Mehr Social Media als Journalismus

Von Franca Siegfried ‒ 19. Januar 2024

Die Online-Plattform «Was lese ich? Journalismus verstehen» soll die Medienkompetenz der Jugendlichen fördern. Ein Lehrmittel, das auch Erwachsene angeht.

Lesen Sie noch oder streicheln Sie nur? Der Wandel des Medien­konsums ist drastisch. Die Digitalisierung überschwemmt auch die Jungen. (Bild: Pixabay/Simon)
Lesen Sie noch oder streicheln Sie nur? Der Wandel des Medien­konsums ist drastisch. Die Digitalisierung überschwemmt auch die Jungen. (Bild: Pixabay/Simon)

Der Verband Schweizer Medien sorgt sich um die Schweizer Jugend und hat mit der Plattform «Was lese ich?» ein ­Online-Lehrmittel für die Sekundarstufe lanciert. Kurzum: Der Branchenverband will die Medienkompetenz der Jugend fördern. Die Kampagne ist nicht verwunderlich: Der Medienkonsum hat sich in den vergangenen Jahren massiv verändert. Die Digitalisierung hat uns, auch Erwachsene, mit einem immensen Angebot von Apps, Diensten, Netzwerken usw. ausgestattet. Jederzeit und überall lassen sich ­Informationen lesen, lässt sich Unterhaltung konsumieren.

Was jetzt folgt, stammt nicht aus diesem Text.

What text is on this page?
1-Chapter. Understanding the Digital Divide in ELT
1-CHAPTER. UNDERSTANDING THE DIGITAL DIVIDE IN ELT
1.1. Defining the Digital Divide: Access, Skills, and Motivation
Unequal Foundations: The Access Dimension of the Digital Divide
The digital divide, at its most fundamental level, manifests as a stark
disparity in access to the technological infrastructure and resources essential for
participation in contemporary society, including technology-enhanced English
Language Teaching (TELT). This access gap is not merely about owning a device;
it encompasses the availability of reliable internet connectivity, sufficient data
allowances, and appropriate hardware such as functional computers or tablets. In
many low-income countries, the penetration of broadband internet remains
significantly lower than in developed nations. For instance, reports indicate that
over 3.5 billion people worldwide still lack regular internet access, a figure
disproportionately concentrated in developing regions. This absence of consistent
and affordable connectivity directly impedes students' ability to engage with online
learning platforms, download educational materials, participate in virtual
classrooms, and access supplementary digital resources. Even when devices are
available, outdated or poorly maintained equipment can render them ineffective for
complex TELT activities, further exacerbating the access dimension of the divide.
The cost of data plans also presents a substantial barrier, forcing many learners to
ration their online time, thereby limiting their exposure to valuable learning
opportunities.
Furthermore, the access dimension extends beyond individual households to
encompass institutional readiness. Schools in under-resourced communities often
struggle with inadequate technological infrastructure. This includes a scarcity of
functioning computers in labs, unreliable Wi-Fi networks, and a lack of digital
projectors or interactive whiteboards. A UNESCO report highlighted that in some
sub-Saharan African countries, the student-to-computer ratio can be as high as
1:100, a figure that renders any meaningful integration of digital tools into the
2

Die «James»-Studie der Zürcher Hochschule für Angewandte Wissenschaften ZHAW beobachtet die Mediennutzung seit 2010. Es werden jeweils rund 1000 Jugendliche zwischen 12 und 19 Jahren der drei Sprachregionen befragt. In der Studie des Jahres 2022 setzen besonders Mädchen Trends in sozialen Netzwerken, Buben hingegen gamen lieber. Interessant ist die Medientätigkeit aller: 99 Prozent nutzen ein Handy, 90 Prozent hören Musik und schauen Videos an. Radio hören noch 39 Prozent, online Bücher ­lesen 22, Tageszeitung lediglich 12 Prozent. Nur 120 Jugendliche von 1000 interessieren sich für Journalismus. Die Unterversorgung mit Nachrichten, der drastische Leserrückgang haben nicht nur negative ­Folgen für das Geschäftsmodell der Medien, sondern auch für die Demokratie. Gut informierte Bürger­innen und Bürger erreichen eine mindestens doppelt so hohe Stimmbeteiligung bei Wahlen und Abstimmungen als schlecht informierte mit knapp 30 Prozent. In den Schulen soll vermehrt erklärt werden, was Qualitätsjournalismus ausmacht, wie er entsteht und warum wir ihn brauchen. Medienkompetenz stärkt zugleich eine Sensibilisierung für Fake News. Die nächste Herausforderung mit Künstlicher Intelligenz ist schon da. Die Plattform www.was-lese-ich.ch ist kostenlos und ohne Registrierung zu nutzen – für Junge und auch Reifere. Nebenbei: Der Zolliker Zumiker Bote wird tatsächlich auch von Jungen gelesen, da er jede Woche im Briefkasten liegt – als ein Stück Heimat.